Schulden sind keine Lösung für die Zukunft
Mit Schulden allein werden wir die Probleme nicht lösen. Das zeigt das Beispiel der Bundeswehr, die 2022 direkt nach dem Angriffskrieg von Putin mit einem Sondervermögen von 100 Milliarden Euro ausgestattet wurde. Bis heute ist hiervon gerade einmal ein Viertel tatsächlich abgeflossen. Das wahre Problem ist nicht der Geldmangel, sondern sind ineffiziente Strukturen und langwierige Bürokratieprozesse. Diese Erkenntnis muss auch auf die Infrastrukturmodernisierung übertragen werden. Mehr Geld und vor allem mehr Schulden sind kein Allheilmittel.

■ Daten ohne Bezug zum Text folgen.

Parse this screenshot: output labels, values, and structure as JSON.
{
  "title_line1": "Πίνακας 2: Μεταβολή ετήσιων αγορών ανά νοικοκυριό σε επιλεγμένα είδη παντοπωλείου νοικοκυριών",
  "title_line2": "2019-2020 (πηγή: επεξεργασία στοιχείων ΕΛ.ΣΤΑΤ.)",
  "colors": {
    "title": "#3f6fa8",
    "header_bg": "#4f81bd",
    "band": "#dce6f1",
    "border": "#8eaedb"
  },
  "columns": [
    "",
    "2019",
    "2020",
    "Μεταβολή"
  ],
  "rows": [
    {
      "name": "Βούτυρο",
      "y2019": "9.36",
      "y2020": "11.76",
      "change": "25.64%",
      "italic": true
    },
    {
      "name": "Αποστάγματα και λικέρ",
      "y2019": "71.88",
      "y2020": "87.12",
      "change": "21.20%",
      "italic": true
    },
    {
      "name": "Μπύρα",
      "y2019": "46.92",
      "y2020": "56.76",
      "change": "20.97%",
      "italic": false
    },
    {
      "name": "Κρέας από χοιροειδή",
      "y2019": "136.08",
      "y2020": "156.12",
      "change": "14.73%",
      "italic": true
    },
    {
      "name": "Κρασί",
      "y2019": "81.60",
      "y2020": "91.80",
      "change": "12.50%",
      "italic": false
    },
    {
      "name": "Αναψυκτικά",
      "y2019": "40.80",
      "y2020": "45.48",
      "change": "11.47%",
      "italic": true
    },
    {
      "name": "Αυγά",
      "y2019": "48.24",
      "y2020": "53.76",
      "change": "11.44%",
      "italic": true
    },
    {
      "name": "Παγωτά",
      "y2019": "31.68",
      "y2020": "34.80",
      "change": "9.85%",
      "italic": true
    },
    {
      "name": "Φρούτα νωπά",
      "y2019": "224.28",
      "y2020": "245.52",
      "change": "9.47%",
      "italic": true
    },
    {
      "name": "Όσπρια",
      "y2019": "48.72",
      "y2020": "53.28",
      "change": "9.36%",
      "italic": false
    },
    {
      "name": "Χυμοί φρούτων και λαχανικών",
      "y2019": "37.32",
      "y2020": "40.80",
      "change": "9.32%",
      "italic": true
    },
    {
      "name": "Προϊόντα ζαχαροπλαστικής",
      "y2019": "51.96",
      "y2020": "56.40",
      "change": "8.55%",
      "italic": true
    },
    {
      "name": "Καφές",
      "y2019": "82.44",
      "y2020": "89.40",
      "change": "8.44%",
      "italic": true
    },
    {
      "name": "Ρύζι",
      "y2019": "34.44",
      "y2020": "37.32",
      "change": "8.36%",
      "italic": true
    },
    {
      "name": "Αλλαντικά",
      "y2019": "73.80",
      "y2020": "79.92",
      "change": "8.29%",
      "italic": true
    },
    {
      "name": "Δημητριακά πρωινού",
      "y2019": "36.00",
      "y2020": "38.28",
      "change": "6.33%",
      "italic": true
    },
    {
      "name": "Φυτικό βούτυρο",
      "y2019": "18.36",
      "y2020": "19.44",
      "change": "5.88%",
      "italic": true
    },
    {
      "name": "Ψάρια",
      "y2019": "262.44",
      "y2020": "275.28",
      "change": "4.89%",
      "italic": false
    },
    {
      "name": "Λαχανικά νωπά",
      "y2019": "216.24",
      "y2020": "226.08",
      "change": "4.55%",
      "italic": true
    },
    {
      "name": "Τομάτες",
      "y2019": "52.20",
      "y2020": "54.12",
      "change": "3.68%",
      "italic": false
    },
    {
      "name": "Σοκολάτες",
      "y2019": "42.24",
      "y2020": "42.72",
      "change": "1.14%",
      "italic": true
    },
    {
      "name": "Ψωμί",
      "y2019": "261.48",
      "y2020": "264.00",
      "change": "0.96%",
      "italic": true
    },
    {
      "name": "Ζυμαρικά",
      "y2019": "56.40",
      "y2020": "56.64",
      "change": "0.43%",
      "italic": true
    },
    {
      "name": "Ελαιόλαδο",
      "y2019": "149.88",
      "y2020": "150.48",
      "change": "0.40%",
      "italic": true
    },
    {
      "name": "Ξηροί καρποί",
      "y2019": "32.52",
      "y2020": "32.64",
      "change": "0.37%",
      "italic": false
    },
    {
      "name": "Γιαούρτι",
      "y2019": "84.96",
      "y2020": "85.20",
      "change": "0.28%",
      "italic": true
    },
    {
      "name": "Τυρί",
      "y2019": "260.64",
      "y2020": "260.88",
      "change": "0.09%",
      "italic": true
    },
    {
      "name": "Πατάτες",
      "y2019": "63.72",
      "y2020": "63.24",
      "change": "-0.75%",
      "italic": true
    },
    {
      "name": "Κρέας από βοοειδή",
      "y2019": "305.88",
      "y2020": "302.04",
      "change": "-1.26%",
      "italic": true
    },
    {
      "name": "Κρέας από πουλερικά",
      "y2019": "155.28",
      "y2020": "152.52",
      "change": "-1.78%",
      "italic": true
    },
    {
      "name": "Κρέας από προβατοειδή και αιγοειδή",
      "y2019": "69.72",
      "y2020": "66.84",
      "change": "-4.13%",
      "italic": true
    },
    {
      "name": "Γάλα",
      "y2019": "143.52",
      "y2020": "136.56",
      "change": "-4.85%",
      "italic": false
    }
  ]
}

Forderung nach einer ehrlichen Prioritätensetzung
Anstatt also fragwürdige Projekte mit neuen Schulden zu finanzieren, braucht es eine klare Fokussierung auf zukunftsweisende Maßnahmen und tiefgreifende strukturelle Reformen. Planungs- und Genehmigungsverfahren müssen deutlich beschleunigt werden, indem Bürokratie abgebaut, verbindliche Fristen gesetzt und klare Zuständigkeiten definiert werden. Gleichzeitig dürfen öffentliche Gelder nicht in ineffizienten Verwaltungsstrukturen versickern. Stattdessen braucht es agile Prozesse und eine moderne Beschaffung, die auch innovative Startups einbindet. Investitionen müssen zudem echten Mehrwert schaffen – in Digitalisierung, Infrastruktur und Zukunftstechnologien, statt in teure Subventionen ohne langfristige Wirkung.

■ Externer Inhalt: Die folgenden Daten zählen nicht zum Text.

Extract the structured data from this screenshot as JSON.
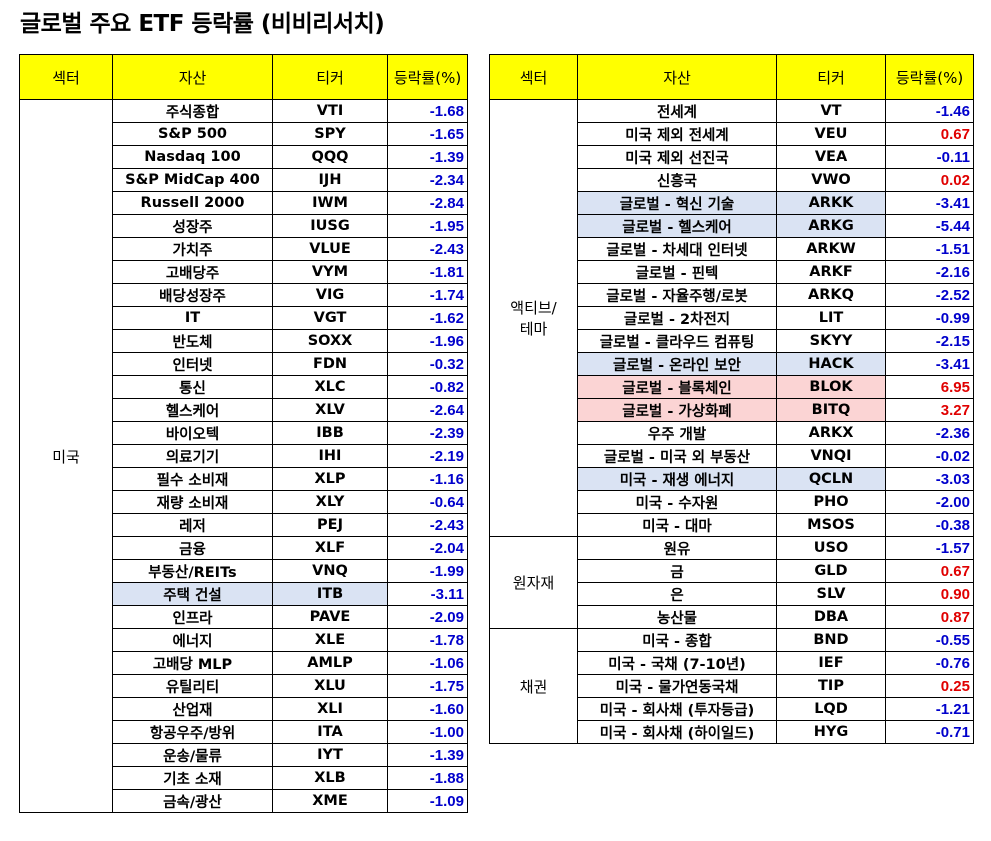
{
  "title": "글로벌 주요 ETF 등락률 (비비리서치)",
  "colors": {
    "header_bg": "#ffff00",
    "negative": "#0000cc",
    "positive": "#e00000",
    "highlight_blue": "#dae3f3",
    "highlight_red": "#fbd4d4"
  },
  "headers": {
    "sector": "섹터",
    "asset": "자산",
    "ticker": "티커",
    "change": "등락률(%)"
  },
  "left": {
    "sector": "미국",
    "rows": [
      {
        "asset": "주식종합",
        "ticker": "VTI",
        "change": "-1.68"
      },
      {
        "asset": "S&P 500",
        "ticker": "SPY",
        "change": "-1.65"
      },
      {
        "asset": "Nasdaq 100",
        "ticker": "QQQ",
        "change": "-1.39"
      },
      {
        "asset": "S&P MidCap 400",
        "ticker": "IJH",
        "change": "-2.34"
      },
      {
        "asset": "Russell 2000",
        "ticker": "IWM",
        "change": "-2.84"
      },
      {
        "asset": "성장주",
        "ticker": "IUSG",
        "change": "-1.95"
      },
      {
        "asset": "가치주",
        "ticker": "VLUE",
        "change": "-2.43"
      },
      {
        "asset": "고배당주",
        "ticker": "VYM",
        "change": "-1.81"
      },
      {
        "asset": "배당성장주",
        "ticker": "VIG",
        "change": "-1.74"
      },
      {
        "asset": "IT",
        "ticker": "VGT",
        "change": "-1.62"
      },
      {
        "asset": "반도체",
        "ticker": "SOXX",
        "change": "-1.96"
      },
      {
        "asset": "인터넷",
        "ticker": "FDN",
        "change": "-0.32"
      },
      {
        "asset": "통신",
        "ticker": "XLC",
        "change": "-0.82"
      },
      {
        "asset": "헬스케어",
        "ticker": "XLV",
        "change": "-2.64"
      },
      {
        "asset": "바이오텍",
        "ticker": "IBB",
        "change": "-2.39"
      },
      {
        "asset": "의료기기",
        "ticker": "IHI",
        "change": "-2.19"
      },
      {
        "asset": "필수 소비재",
        "ticker": "XLP",
        "change": "-1.16"
      },
      {
        "asset": "재량 소비재",
        "ticker": "XLY",
        "change": "-0.64"
      },
      {
        "asset": "레저",
        "ticker": "PEJ",
        "change": "-2.43"
      },
      {
        "asset": "금융",
        "ticker": "XLF",
        "change": "-2.04"
      },
      {
        "asset": "부동산/REITs",
        "ticker": "VNQ",
        "change": "-1.99"
      },
      {
        "asset": "주택 건설",
        "ticker": "ITB",
        "change": "-3.11",
        "highlight": "blue"
      },
      {
        "asset": "인프라",
        "ticker": "PAVE",
        "change": "-2.09"
      },
      {
        "asset": "에너지",
        "ticker": "XLE",
        "change": "-1.78"
      },
      {
        "asset": "고배당 MLP",
        "ticker": "AMLP",
        "change": "-1.06"
      },
      {
        "asset": "유틸리티",
        "ticker": "XLU",
        "change": "-1.75"
      },
      {
        "asset": "산업재",
        "ticker": "XLI",
        "change": "-1.60"
      },
      {
        "asset": "항공우주/방위",
        "ticker": "ITA",
        "change": "-1.00"
      },
      {
        "asset": "운송/물류",
        "ticker": "IYT",
        "change": "-1.39"
      },
      {
        "asset": "기초 소재",
        "ticker": "XLB",
        "change": "-1.88"
      },
      {
        "asset": "금속/광산",
        "ticker": "XME",
        "change": "-1.09"
      }
    ]
  },
  "right": {
    "groups": [
      {
        "sector": "액티브/\n테마",
        "rows": [
          {
            "asset": "전세계",
            "ticker": "VT",
            "change": "-1.46"
          },
          {
            "asset": "미국 제외 전세계",
            "ticker": "VEU",
            "change": "0.67"
          },
          {
            "asset": "미국 제외 선진국",
            "ticker": "VEA",
            "change": "-0.11"
          },
          {
            "asset": "신흥국",
            "ticker": "VWO",
            "change": "0.02"
          },
          {
            "asset": "글로벌 - 혁신 기술",
            "ticker": "ARKK",
            "change": "-3.41",
            "highlight": "blue"
          },
          {
            "asset": "글로벌 - 헬스케어",
            "ticker": "ARKG",
            "change": "-5.44",
            "highlight": "blue"
          },
          {
            "asset": "글로벌 - 차세대 인터넷",
            "ticker": "ARKW",
            "change": "-1.51"
          },
          {
            "asset": "글로벌 - 핀텍",
            "ticker": "ARKF",
            "change": "-2.16"
          },
          {
            "asset": "글로벌 - 자율주행/로봇",
            "ticker": "ARKQ",
            "change": "-2.52"
          },
          {
            "asset": "글로벌 - 2차전지",
            "ticker": "LIT",
            "change": "-0.99"
          },
          {
            "asset": "글로벌 - 클라우드 컴퓨팅",
            "ticker": "SKYY",
            "change": "-2.15"
          },
          {
            "asset": "글로벌 - 온라인 보안",
            "ticker": "HACK",
            "change": "-3.41",
            "highlight": "blue"
          },
          {
            "asset": "글로벌 - 블록체인",
            "ticker": "BLOK",
            "change": "6.95",
            "highlight": "red"
          },
          {
            "asset": "글로벌 - 가상화폐",
            "ticker": "BITQ",
            "change": "3.27",
            "highlight": "red"
          },
          {
            "asset": "우주 개발",
            "ticker": "ARKX",
            "change": "-2.36"
          },
          {
            "asset": "글로벌 - 미국 외 부동산",
            "ticker": "VNQI",
            "change": "-0.02"
          },
          {
            "asset": "미국 - 재생 에너지",
            "ticker": "QCLN",
            "change": "-3.03",
            "highlight": "blue"
          },
          {
            "asset": "미국 - 수자원",
            "ticker": "PHO",
            "change": "-2.00"
          },
          {
            "asset": "미국 - 대마",
            "ticker": "MSOS",
            "change": "-0.38"
          }
        ]
      },
      {
        "sector": "원자재",
        "rows": [
          {
            "asset": "원유",
            "ticker": "USO",
            "change": "-1.57"
          },
          {
            "asset": "금",
            "ticker": "GLD",
            "change": "0.67"
          },
          {
            "asset": "은",
            "ticker": "SLV",
            "change": "0.90"
          },
          {
            "asset": "농산물",
            "ticker": "DBA",
            "change": "0.87"
          }
        ]
      },
      {
        "sector": "채권",
        "rows": [
          {
            "asset": "미국 - 종합",
            "ticker": "BND",
            "change": "-0.55"
          },
          {
            "asset": "미국 - 국채 (7-10년)",
            "ticker": "IEF",
            "change": "-0.76"
          },
          {
            "asset": "미국 - 물가연동국채",
            "ticker": "TIP",
            "change": "0.25"
          },
          {
            "asset": "미국 - 회사채 (투자등급)",
            "ticker": "LQD",
            "change": "-1.21"
          },
          {
            "asset": "미국 - 회사채 (하이일드)",
            "ticker": "HYG",
            "change": "-0.71"
          }
        ]
      }
    ]
  }
}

Doch genau diese Weichenstellungen bleiben aus. Statt mutiger Reformen wählt Schwarz-Rot lieber den bequemeren Weg. Mit dem süßen Gift immenser Schulden soll entschlossenes Handeln suggeriert werden. Und das wird langfristig nicht nur teuer, sondern gefährlich. Erst vor kurzem mahnte die Bundesbank, dass bei einer Staatsverschuldung von 100 % des BIP und einem Zinsniveau von 2,3 % die jährlichen Zinslasten um zusätzliche 50 Milliarden Euro steigen könnten. Das gefährdet nicht nur finanzielle Spielräume für künftige Generationen, sondern untergräbt auch das Vertrauen der Kapitalmärkte in Deutschland. Geringeres Vertrauen bedeutet weiteren Risiko- und Zinsaufschläge für die Refinanzierung der Schulden Deutschlands. Darüber hinaus könnte der deutschen Verschuldungsexzess negative Wirkungen auf Europa haben. Verliert Deutschland wegen galoppierender Verschuldung sein hervorragendes Rating, könnte sich dies auch negativ auf die Spreads anderer EU-Mitgliedstaaten auswirken. Ganz zu schweigen davon, dass Deutschland nicht mehr als Vorbild für solide und stabile Staatsfinanzen gelten würde.
Reformen statt Sondervermögen
Anstatt die Schuldenbremse immer weiter aufzuweichen, brauchen wir eine Politik, die auf nachhaltige Lösungen statt auf kurzfristige Finanzspritzen setzt. Die junge Generation darf nicht die Zeche für Entscheidungen der heute politisch Verantwortlichen bezahlen, indem einseitig ihre Zukunft belastet wird. Es ist höchste Zeit, dass wir in zukunftsfähige Reformen investieren, die langfristig Wohlstand und Stabilität sichern, und zwar nicht durch neue Schulden, sondern durch eine effizientere Nutzung der vorhandenen Mittel und eine nachhaltige Reform der staatlichen Strukturen.
Die Zeit für echte Veränderungen ist jetzt.